TABLE OF CONTENTS
- Key concepts to know before you start
- Where to find batch testing
- Add test queries
- Add queries manually
- Generate sample queries with Freddy
- Run the batch test
- Review test results
- Interpret what you see
- Best practices
Run multiple test queries at once to evaluate your AI agent's responses, identify gaps, and confirm it is ready before going live. Batch testing is the fastest way to get a broad view of how well your agent handles the questions employees actually ask.
Key concepts to know before you start
The following terms come up throughout this article.
Where to find batch testing
All batch testing controls live under the Test section of AI Agent Studio.
Open AI Agent Studio and select the agent you want to test.
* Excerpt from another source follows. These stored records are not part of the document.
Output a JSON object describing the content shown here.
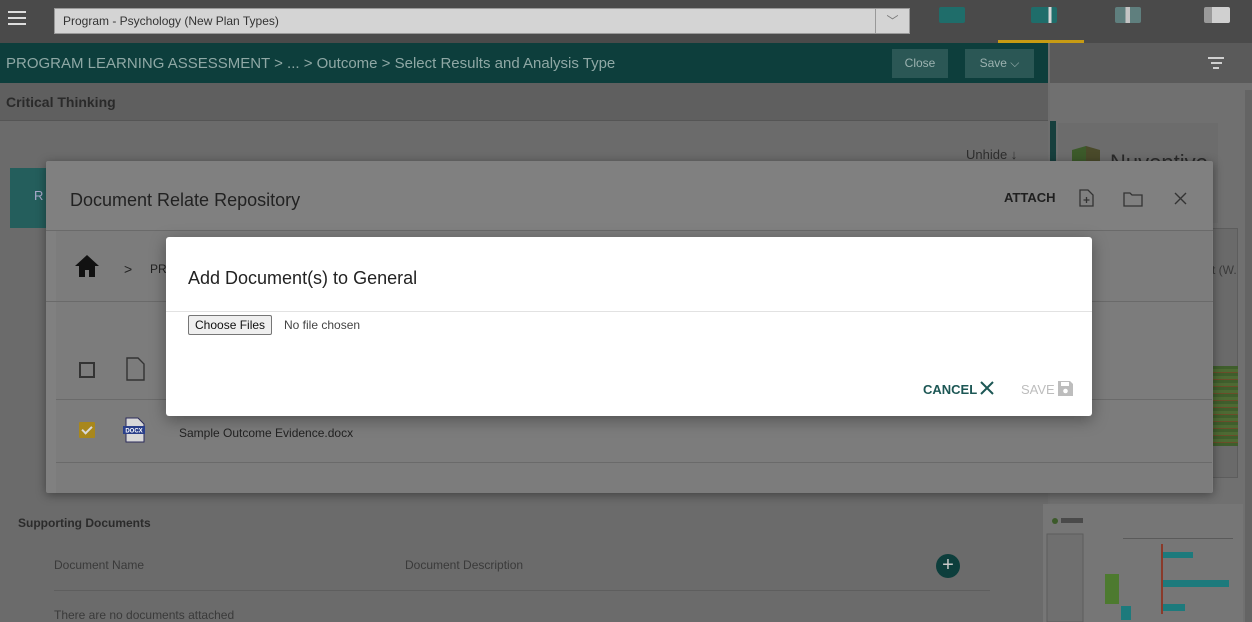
{
  "topbar": {
    "program_select": "Program - Psychology (New Plan Types)",
    "dropdown_glyph": "﹀"
  },
  "breadcrumb": {
    "path": "PROGRAM LEARNING ASSESSMENT  >  ...  >  Outcome  >  Select Results and Analysis Type",
    "close_label": "Close",
    "save_label": "Save ⌵"
  },
  "section": {
    "title": "Critical Thinking",
    "unhide_label": "Unhide ↓",
    "tab_initial": "R"
  },
  "supporting": {
    "title": "Supporting Documents",
    "col_name": "Document Name",
    "col_description": "Document Description",
    "empty_text": "There are no documents attached"
  },
  "right_panel": {
    "logo_text": "Nuventive.",
    "truncated_text": "t (W."
  },
  "repository_modal": {
    "title": "Document Relate Repository",
    "attach_label": "ATTACH",
    "path_chevron": ">",
    "path_text": "PR",
    "rows": [
      {
        "name": "",
        "checked": false
      },
      {
        "name": "Sample Outcome Evidence.docx",
        "checked": true
      }
    ]
  },
  "add_modal": {
    "title": "Add Document(s) to General",
    "choose_files_label": "Choose Files",
    "no_file_text": "No file chosen",
    "cancel_label": "CANCEL",
    "save_label": "SAVE"
  },
  "colors": {
    "accent_teal": "#0d3e3c",
    "checkbox_gold": "#a8871c"
  }
}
In the left navigation, click Test.
The Test page opens. If no queries have been run yet, it shows a Begin your first evaluation prompt with an Add queries button in the center of the screen.
Add test queries
Before running a test, you need a set of queries. You can write them yourself, let Freddy generate them, or do both.
Add queries manually
Use this approach when you want to test specific scenarios — questions you know employees ask, edge cases, or phrasing variations.
On the Test page, click Add queries.
The Add queries screen opens. Click inside the text area and type your questions, one per line.
Click Run queries to execute, or continue to the next section to generate additional queries first.
Write questions the way employees actually phrase them, not the way the knowledge article is titled. For example, "Can I get a loaner laptop?" tests differently than "Loaner laptop policy."Generate sample queries with Freddy
If you do not have a query list ready, click Generate sample queries in the top-right corner of the Add queries screen. Freddy reads your agent's connected knowledge sources and automatically produces up to 50 sample questions.
On the Add queries screen, click Generate sample queries.
The Generate sample queries panel slides in from the right. It shows a numbered list of sample queries drawn from your knowledge base, a query count badge (for example, 50), and a language selector (defaults to EN).
Review the list. If the questions do not look right for your knowledge base, click Regenerate to produce a fresh set.
When the list looks good, click Add queries. The generated questions are added to your query list. Click Cancel to close the panel without adding anything.
Generated queries reflect the content of your connected knowledge sources. If a topic is missing from the generated list, it may indicate a gap in your knowledge base — not just in the test set.Run the batch test
Once your queries are in the list, click Run queries at the bottom of the Add queries screen, or Run query from the top-right corner of the Test results page. The agent processes every query in the list and returns results.
You can navigate away from the Test section while the test runs. The results will be waiting when you return.Review test results
After the test completes, the Test page shows a results table with one row per query. The table has five columns.
Filter results
Use the Filters control at the top of the results table to narrow what you see. For example, click 2 Answered to show only the queries the agent successfully responded to, or filter by Unanswered to focus on gaps.
Export results
Click Export in the top-right area of the results page to download the test results. Use this to share findings with your team or keep a record before making knowledge base changes.
Manage queries
Click Manage query to return to the query list. From there you can add new queries, remove existing ones, or generate additional sample queries before running another test.
Interpret what you see
Use the status and response quality to decide what to do next.
Answered queries
An Answered status means the agent found relevant content and formed a response. Review the response text and answer source to confirm:
The response is accurate and matches the knowledge source.
The source cited is the correct one for that topic.
The phrasing is clear and appropriate for your employees.
If the response looks good, click the thumbs-up icon. If it is inaccurate or off-topic despite being answered, click thumbs-down and consider updating the underlying knowledge source.
Unanswered queries
An Unanswered status means the agent could not find relevant content. This is the most actionable signal batch testing gives you. Common causes:
The topic is not covered in any connected knowledge source.
The knowledge exists but uses different terminology from the query.
The knowledge source is not yet indexed or is excluded from this agent.
For each Unanswered query, decide whether to add a new knowledge article, add a Q&A pair for that specific question, or update an existing article to include the missing topic.
Best practices
Start with Generate sample queries. If you are new to batch testing, let Freddy create the first set. It gives you broad coverage immediately and surfaces topics you may not have thought to test.
Mix generated and manual queries. Use Freddy for volume and coverage. Add manual queries for edge cases, workflow triggers, and known pain points employees raise with the support team.
Test before every significant change. Run a batch test after adding new knowledge sources, changing workflows, or updating agent instructions. Treat it as a quick regression check, not just a pre-launch step.
Rate every result. Thumbs-up and thumbs-down ratings build a record of what the agent does well and where it struggles. Review these ratings over time to track improvement.
Re-run after fixing gaps. After updating a knowledge source or adding a Q&A pair, run the affected queries again to confirm the agent now answers them correctly before deploying changes.